Kara Sosyalizm Programı‘nın kesintili ve kesintisiz demokratik devrimler arasında ayrım gözetmemesini eleştiriyor. Açıkça söyleyeyim; doğrudur, büyük bir ayrım gözetmiyoruz. 1917 öncesinde sosyalist iktidarın elle tutulabilir olmadığı koşullarda, Bolşevizm sosyalist iktidar perspektifini kesintisiz demokratik devrim tezi aracılığıyla üretebilmiş ve bu uluslararası hareketin birikimi açısından büyük bir sıçrama oluşturmuştur. Ama 1917’den beri, Nisan’da tez, Ekim’de tarihsel kanıt olarak sosyalist devrim perspektifi aşamacılığı dışlamıştır.
Bir bilim olarak marksizmden dışlamıştır.
Proletaryanın devrimci geleceğine ilişkin II.Enternasyonal’in getirdiği bir bulanıklık anlamında aşamacılığı sosyalist politik mücadele hattından dışlamıştır.
1917’den bu yana, genel hatlarıyla ifade etmek gerekirse, demokratik devrimcilik bilimsel sosyalizmi kaynak kabul eden siyasi mücadeleden çıkartılmıştır.

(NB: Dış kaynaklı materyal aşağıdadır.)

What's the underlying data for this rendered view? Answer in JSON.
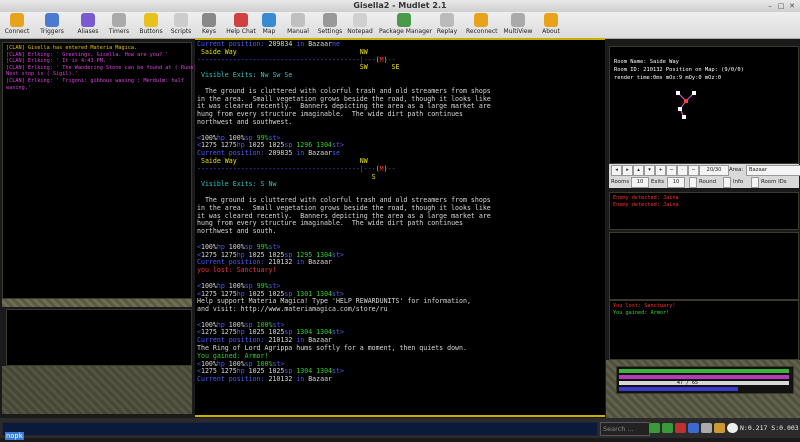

Ancak 1917’nin katkısının anlamlı bir düzeyde sindirilebildiğini iddia etmek, mirasın harekete eşit dağıtılmasını ummak mümkün değildir ve mümkün olmamıştır. Burada SSCB’nin korunma refleksiyle uluslararası hareketin öteki birimlerini geri mevzilere çekmesinin payından da, çeşitli devrimci demokrat / ulusal bağımsızlıkçı hareketlerin marksizmin çekiciliğine kapılmalarının faturasından da söz edilebilir.
Ama sonuçta Ekim Devrimi ve yalnız o değil daha sonraki pratikler bütünü de, olumlu ya da olumsuz yollardan kesintili – kesintisiz ayrımım önemsizleştirmiştir. Sosyalist devrimin, sosyalist iktidarın olanaklılığını, işçi sınıfının bu süreçteki öncülük rolünün bir iddianın ötesine geçebildiğini göstererek…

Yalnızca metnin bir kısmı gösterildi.